What sex can teach us about the past? What can we learn from the way our sexual ancestors treated each other in their time of need? Can we, through our behavior, somehow learn from our parents and forefathers? What can sex teach us about ourselves?
It is hard to talk about these things in a non-sex oriented environment. But it’s the only way to understand them. For one thing, sex has been around since the beginning of time, so there’s no way we’re suddenly being “premature”. Sex is part of who we are. It’s part of our evolution, too, just like breathing and eyesight. We don’t need to worry that we’re going to suddenly become asexual or that we’re stuck in a certain stage in evolution.
On the other hand, there are many who have concerns about this topic. Some worry that as we become older, sex will become less important. Society will turn sexual intimacy into something that’s only meant for reproduction. That would be bad, they argue, because our purpose on Earth is not procreation. What sex can teach us about the past is that we can enjoy love and sex and still have a very fulfilling life.
There are a lot of good reasons to think that way. If you’ve had a difficult time or problem with sex in the past, it may be because of stress, trauma, loneliness, or some other underlying issue. Those things do affect us. Sometimes we may think that the problem lies in the fact that we’re unattached to each other or that we’re not being fulfilled in our relationships.
But those things are false. We’re not missing out on anything. We’re just not connecting with each other in our lives right now.
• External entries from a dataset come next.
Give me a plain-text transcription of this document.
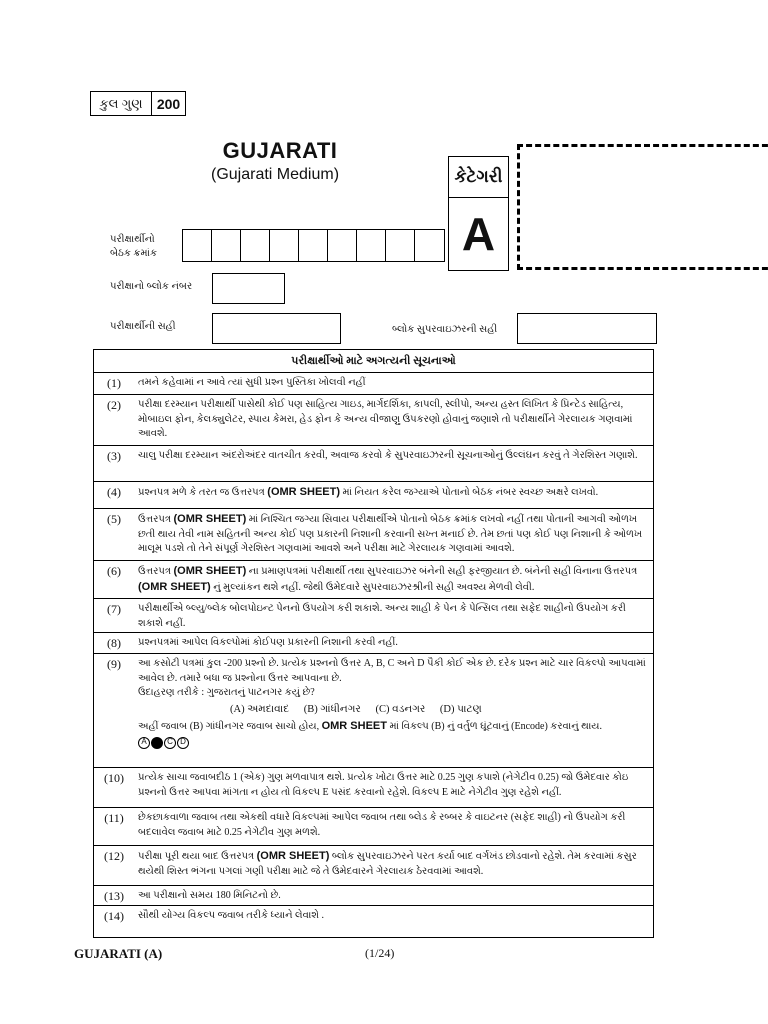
કુલ ગુણ	200
GUJARATI
(Gujarati Medium)	કેટેગરી
A
પરીક્ષાર્થીનો
બેઠક ક્રમાંક
પરીક્ષાનો બ્લોક નંબર
પરીક્ષાર્થીની સહી	બ્લોક સુપરવાઇઝરની સહી
પરીક્ષાર્થીઓ માટે અગત્યની સૂચનાઓ
(1)	તમને કહેવામાં ન આવે ત્યાં સુધી પ્રશ્ન પુસ્તિકા ખોલવી નહીં
(2)	પરીક્ષા દરમ્યાન પરીક્ષાર્થી પાસેથી કોઈ પણ સાહિત્ય ગાઇડ, માર્ગદર્શિકા, કાપલી, સ્લીપો, અન્ય હસ્ત લિખિત કે પ્રિન્ટેડ સાહિત્ય, મોબાઇલ ફોન, કેલક્યુલેટર, સ્પાય કેમરા, હેડ ફોન કે અન્ય વીજાણુ ઉપકરણો હોવાનું જણાશે તો પરીક્ષાર્થીને ગેરલાયક ગણવામાં આવશે.
(3)	ચાલુ પરીક્ષા દરમ્યાન અંદરોઅંદર વાતચીત કરવી, અવાજ કરવો કે સુપરવાઇઝરની સૂચનાઓનું ઉલ્લંઘન કરવું તે ગેરશિસ્ત ગણાશે.
(4)	પ્રશ્નપત્ર મળે કે તરત જ ઉત્તરપત્ર (OMR SHEET) માં નિયત કરેલ જગ્યાએ પોતાનો બેઠક નંબર સ્વચ્છ અક્ષરે લખવો.
(5)	ઉત્તરપત્ર (OMR SHEET) માં નિશ્ચિત જગ્યા સિવાય પરીક્ષાર્થીએ પોતાનો બેઠક ક્રમાંક લખવો નહીં તથા પોતાની આગવી ઓળખ છતી થાય તેવી નામ સહિતની અન્ય કોઈ પણ પ્રકારની નિશાની કરવાની સખ્ત મનાઈ છે. તેમ છતાં પણ કોઈ પણ નિશાની કે ઓળખ માલૂમ પડશે તો તેને સંપૂર્ણ ગેરશિસ્ત ગણવામાં આવશે અને પરીક્ષા માટે ગેરલાયક ગણવામાં આવશે.
(6)	ઉત્તરપત્ર (OMR SHEET) ના પ્રમાણપત્રમાં પરીક્ષાર્થી તથા સુપરવાઇઝર બંનેની સહી ફરજીયાત છે. બંનેની સહી વિનાના ઉત્તરપત્ર (OMR SHEET) નું મુલ્યાંકન થશે નહીં. જેથી ઉમેદવારે સુપરવાઇઝરશ્રીની સહી અવશ્ય મેળવી લેવી.
(7)	પરીક્ષાર્થીએ બ્લ્યુ/બ્લેક બોલપોઇન્ટ પેનનો ઉપયોગ કરી શકાશે. અન્ય શાહી કે પેન કે પેન્સિલ તથા સફેદ શાહીનો ઉપયોગ કરી શકાશે નહીં.
(8)	પ્રશ્નપત્રમાં આપેલ વિકલ્પોમાં કોઈપણ પ્રકારની નિશાની કરવી નહીં.
(9)	આ કસોટી પત્રમાં કુલ -200 પ્રશ્નો છે. પ્રત્યેક પ્રશ્નનો ઉત્તર A, B, C અને D પૈકી કોઈ એક છે. દરેક પ્રશ્ન માટે ચાર વિકલ્પો આપવામાં આવેલ છે. તમારે બધા જ પ્રશ્નોના ઉત્તર આપવાના છે.
ઉદાહરણ તરીકે : ગુજરાતનું પાટનગર કયું છે?
(A) અમદાવાદ (B) ગાંધીનગર (C) વડનગર (D) પાટણ
અહીં જવાબ (B) ગાંધીનગર જવાબ સાચો હોય, OMR SHEET માં વિકલ્પ (B) નું વર્તુળ ઘૂંટવાનું (Encode) કરવાનું થાય.
A	C D
(10)	પ્રત્યેક સાચા જવાબદીઠ 1 (એક) ગુણ મળવાપાત્ર થશે. પ્રત્યેક ખોટા ઉત્તર માટે 0.25 ગુણ કપાશે (નેગેટીવ 0.25) જો ઉમેદવાર કોઇ પ્રશ્નનો ઉત્તર આપવા માંગતા ન હોય તો વિકલ્પ E પસંદ કરવાનો રહેશે. વિકલ્પ E માટે નેગેટીવ ગુણ રહેશે નહીં.
(11)	છેકછાકવાળા જવાબ તથા એકથી વધારે વિકલ્પમાં આપેલ જવાબ તથા બ્લેડ કે રબ્બર કે વાઇટનર (સફેદ શાહી) નો ઉપયોગ કરી બદલાવેલ જવાબ માટે 0.25 નેગેટીવ ગુણ મળશે.
(12)	પરીક્ષા પૂરી થયા બાદ ઉત્તરપત્ર (OMR SHEET) બ્લોક સુપરવાઇઝરને પરત કર્યા બાદ વર્ગખંડ છોડવાનો રહેશે. તેમ કરવામાં કસુર થયેથી શિસ્ત ભંગના પગલાં ગણી પરીક્ષા માટે જે તે ઉમેદવારને ગેરલાયક ઠેરવવામાં આવશે.
(13)	આ પરીક્ષાનો સમય 180 મિનિટનો છે.
(14)	સૌથી યોગ્ય વિકલ્પ જવાબ તરીકે ધ્યાને લેવાશે .
GUJARATI (A)	(1/24)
We can get connected with one another and with a new partner if we want to. We just need to learn some new skills. We need to discover the art of sexual intimacy.
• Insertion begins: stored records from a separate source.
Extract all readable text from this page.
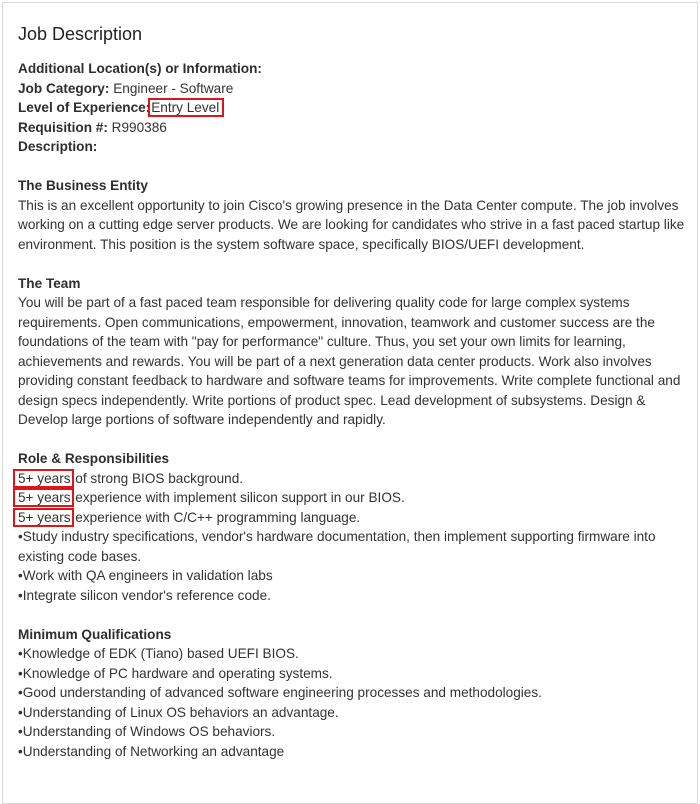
Job Description
Additional Location(s) or Information:
Job Category: Engineer - Software
Level of Experience:Entry Level
Requisition #: R990386
Description:
The Business Entity

This is an excellent opportunity to join Cisco's growing presence in the Data Center compute. The job involves working on a cutting edge server products. We are looking for candidates who strive in a fast paced startup like environment. This position is the system software space, specifically BIOS/UEFI development.

The Team

You will be part of a fast paced team responsible for delivering quality code for large complex systems requirements. Open communications, empowerment, innovation, teamwork and customer success are the foundations of the team with "pay for performance" culture. Thus, you set your own limits for learning, achievements and rewards. You will be part of a next generation data center products. Work also involves providing constant feedback to hardware and software teams for improvements. Write complete functional and design specs independently. Write portions of product spec. Lead development of subsystems. Design & Develop large portions of software independently and rapidly.

Role & Responsibilities
5+ years of strong BIOS background.
5+ years experience with implement silicon support in our BIOS.
5+ years experience with C/C++ programming language.
•Study industry specifications, vendor's hardware documentation, then implement supporting firmware into existing code bases.
•Work with QA engineers in validation labs
•Integrate silicon vendor's reference code.
Minimum Qualifications
•Knowledge of EDK (Tiano) based UEFI BIOS.
•Knowledge of PC hardware and operating systems.
•Good understanding of advanced software engineering processes and methodologies.
•Understanding of Linux OS behaviors an advantage.
•Understanding of Windows OS behaviors.
•Understanding of Networking an advantage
You may have heard about sexual therapy or sex tips before. These are often misunderstood. They’re not the same thing, even though both involve trying to learn new ways to bring pleasure to the bedroom. So, the next time you ask what sex can teach us about the past, try to look at your own relationship.
We all have a unique gift. We each draw from a different sexual wellspring. Our responses may differ, but our sexual energies are one universal flow. What helps one person might not help another.
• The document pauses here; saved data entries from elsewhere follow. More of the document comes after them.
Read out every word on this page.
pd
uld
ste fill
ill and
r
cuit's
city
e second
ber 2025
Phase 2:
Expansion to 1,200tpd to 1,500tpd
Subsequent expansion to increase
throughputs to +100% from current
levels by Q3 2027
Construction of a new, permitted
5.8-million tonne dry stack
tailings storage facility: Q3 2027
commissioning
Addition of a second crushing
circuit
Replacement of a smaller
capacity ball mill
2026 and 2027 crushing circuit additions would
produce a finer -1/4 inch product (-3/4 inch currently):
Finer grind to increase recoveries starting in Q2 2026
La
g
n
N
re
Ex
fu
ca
Sexual therapy is a helpful tool to help couples resolve any sexual or intimacy issues they’re having. It’s especially helpful when you consider that the first intercourse was a form of a reconnection. So, if you can figure out how to reconnect with a partner who’s been gone for years, then you’ve effectively learned about the past. You’ve opened up an old wound, or at least learned a bit more about yourself and your partner. You can’t go back in time, but you can learn about what sex can teach us about the past.